Growing up I wanted to try eggplant for a long time. I’ve always loved vegetables but was hesitant to try eggplant since my mom always told me how much she hated the smell. She would tell me how she made an eggplant dip for an event once, but just cooking the eggplant smelled so bad that she didn’t want to taste the dip. However, one day we went over to a friend’s house and they made both chicken and eggplant parmesan. Both versions were delicious! Eggplant is tasty and meaty, but with a mild enough flavor to be highly versatile, it’s nothing to be afraid of!
Two months ago when I started my healthy “diet”, it’s really a new lifestyle, I just stocked up on any vegetable I was interested in because I didn’t yet have a plan. At first I would just slice the eggplant, roast it, and eat it with a little meat sauce as a quick meal. However, once I adjusted to my diet a little I wanted to come up with a more complete meal. I came up with this stuffed eggplant one day when I didn’t have the ingredients to make my butternut stuffed bell peppers, and I am extremely happy that I did. My stuffed eggplant is hearty and filling, and really picks up the wonderful Italian flavors from the onions, peppers, garlic, sweet tomatoes, and herbs.
This past weekend I was wanting a nice meal to make, I was running low on food and I wanted something that’s easy yet feels a little special to last me a few days, but also to share with my aunt who would be coming by. I quickly mixed up the filling, and while it was oven I even took a nap. When I woke up lunch was ready and it hardly took any work! It was wonderful to be able to sit at the table and enjoy this with my aunt, who is also on a restrictive healthy diet, and my grandmother even tried some. My mom has yet to try this, yet both her and my sister, Hannah, have commented multiple times about how delicious it smells.
- 2 eggplants
- 1 medium onion
- 1 medium bell pepper
- 4 large garlic cloves, minced
- 2 cups mini tomatoes
- 1 TBSP olive oil
- 1lb ground beef
- 2 TBSP sea salt
- 2 TSP Italian seasoning
- Preheat oven to 400°F
- Dice the pepper and onion, and sautée in a large skillet over medium-low heat with a dash of salt to sweat the onions. Cook until the onions are almost clear, about eight to ten minutes.

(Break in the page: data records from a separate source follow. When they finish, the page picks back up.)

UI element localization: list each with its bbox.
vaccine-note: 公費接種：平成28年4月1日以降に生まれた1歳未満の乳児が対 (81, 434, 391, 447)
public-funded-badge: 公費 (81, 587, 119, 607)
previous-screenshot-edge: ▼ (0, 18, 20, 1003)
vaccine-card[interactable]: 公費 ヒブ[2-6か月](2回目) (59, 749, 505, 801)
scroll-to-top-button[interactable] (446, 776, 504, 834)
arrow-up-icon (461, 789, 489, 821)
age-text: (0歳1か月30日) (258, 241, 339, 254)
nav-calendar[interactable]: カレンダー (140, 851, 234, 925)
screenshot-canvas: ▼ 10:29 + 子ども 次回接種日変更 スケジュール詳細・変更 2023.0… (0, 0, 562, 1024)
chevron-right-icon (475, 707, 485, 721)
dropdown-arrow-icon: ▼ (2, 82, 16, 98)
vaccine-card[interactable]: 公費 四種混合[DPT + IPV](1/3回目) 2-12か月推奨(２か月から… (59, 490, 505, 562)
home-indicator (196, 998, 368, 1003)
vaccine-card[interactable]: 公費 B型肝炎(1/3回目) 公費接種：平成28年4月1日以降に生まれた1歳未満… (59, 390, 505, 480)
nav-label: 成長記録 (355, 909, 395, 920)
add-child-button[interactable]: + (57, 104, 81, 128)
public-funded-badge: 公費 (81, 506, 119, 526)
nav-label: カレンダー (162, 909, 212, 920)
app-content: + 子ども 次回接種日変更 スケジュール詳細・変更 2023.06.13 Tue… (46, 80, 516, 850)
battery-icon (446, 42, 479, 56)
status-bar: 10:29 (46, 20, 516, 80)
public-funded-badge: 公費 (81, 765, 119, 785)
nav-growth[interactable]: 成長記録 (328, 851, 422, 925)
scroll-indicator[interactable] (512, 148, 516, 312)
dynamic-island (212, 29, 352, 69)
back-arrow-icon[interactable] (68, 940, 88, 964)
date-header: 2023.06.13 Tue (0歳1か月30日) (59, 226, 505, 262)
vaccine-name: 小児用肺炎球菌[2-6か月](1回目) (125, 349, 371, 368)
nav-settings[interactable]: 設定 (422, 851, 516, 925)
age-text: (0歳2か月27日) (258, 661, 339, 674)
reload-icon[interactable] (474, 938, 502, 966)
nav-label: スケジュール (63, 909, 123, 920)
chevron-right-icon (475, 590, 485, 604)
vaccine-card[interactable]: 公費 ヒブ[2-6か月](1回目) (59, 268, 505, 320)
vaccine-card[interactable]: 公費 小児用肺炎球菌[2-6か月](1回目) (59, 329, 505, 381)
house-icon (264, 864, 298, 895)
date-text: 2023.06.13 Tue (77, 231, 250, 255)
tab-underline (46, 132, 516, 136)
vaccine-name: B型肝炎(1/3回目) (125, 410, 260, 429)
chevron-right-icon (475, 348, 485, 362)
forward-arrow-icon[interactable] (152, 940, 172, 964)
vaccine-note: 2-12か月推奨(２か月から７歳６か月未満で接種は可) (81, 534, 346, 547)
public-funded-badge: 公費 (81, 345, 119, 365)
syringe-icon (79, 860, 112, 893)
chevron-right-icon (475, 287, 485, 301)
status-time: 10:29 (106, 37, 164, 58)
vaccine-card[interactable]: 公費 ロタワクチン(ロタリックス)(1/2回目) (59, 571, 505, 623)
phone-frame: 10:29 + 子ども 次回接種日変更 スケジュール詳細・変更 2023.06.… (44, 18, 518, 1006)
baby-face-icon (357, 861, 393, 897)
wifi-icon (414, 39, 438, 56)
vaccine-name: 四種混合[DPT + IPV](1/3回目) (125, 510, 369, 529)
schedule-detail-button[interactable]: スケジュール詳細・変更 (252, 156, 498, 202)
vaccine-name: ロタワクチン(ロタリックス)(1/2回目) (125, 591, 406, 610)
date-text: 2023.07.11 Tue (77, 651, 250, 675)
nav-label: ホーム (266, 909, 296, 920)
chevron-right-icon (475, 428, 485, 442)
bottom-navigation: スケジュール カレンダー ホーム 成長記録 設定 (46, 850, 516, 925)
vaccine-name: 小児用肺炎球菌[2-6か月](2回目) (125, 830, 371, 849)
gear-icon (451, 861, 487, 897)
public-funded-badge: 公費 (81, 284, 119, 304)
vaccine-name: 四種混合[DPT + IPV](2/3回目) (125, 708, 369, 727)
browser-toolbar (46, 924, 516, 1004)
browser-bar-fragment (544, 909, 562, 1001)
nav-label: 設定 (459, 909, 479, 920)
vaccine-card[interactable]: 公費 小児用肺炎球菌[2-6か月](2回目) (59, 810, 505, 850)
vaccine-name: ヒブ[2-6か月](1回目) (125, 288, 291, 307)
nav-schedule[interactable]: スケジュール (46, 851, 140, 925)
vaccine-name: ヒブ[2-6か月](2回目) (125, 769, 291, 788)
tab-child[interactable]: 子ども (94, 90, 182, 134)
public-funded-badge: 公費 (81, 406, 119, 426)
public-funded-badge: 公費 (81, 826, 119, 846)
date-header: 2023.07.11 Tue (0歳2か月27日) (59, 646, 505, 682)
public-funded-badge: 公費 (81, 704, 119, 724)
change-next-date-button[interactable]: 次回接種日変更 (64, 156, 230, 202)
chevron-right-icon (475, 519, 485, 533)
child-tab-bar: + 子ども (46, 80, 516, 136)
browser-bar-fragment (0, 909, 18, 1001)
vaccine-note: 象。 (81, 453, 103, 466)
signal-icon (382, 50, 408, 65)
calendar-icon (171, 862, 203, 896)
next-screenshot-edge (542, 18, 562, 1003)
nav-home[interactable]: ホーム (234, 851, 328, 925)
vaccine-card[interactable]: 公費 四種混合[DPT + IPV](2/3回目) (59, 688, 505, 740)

- While the onion and pepper are cooking slice the eggplants in half lengthwise. With a large spoon carefully scoop out the "meat" of the eggplant, leaving about 1/4 inch of "meat" around the skin to form the shell to fill with the filling.
- Cube the eggplant "meat" into 1/2 inch cubes, set aside.
- Once the onion and pepper are done add the garlic and cook for one more minute.
- Add the eggplant to the skillet along with 1-2 cups of water, turn the heat up to medium-high, and cover with a lid. Once the water comes to a simmer continue to cook it for ten minutes.
- In another skillet brown the ground beef over medium-high heat, until fully cooked.
- Slice the mini tomatoes in half lengthwise.
- With a slotted spoon strain the eggplant mixture out of the skillet and place in a medium sized bowl. Add the beef, tomatoes, sea salt, and Italian seasoning, stir to combine.
- Place the eggplant halves in a 9x13 pan. Scoop the filling into the filling halves.
- Top the pan with aluminum foil, and cook for 45 minutes.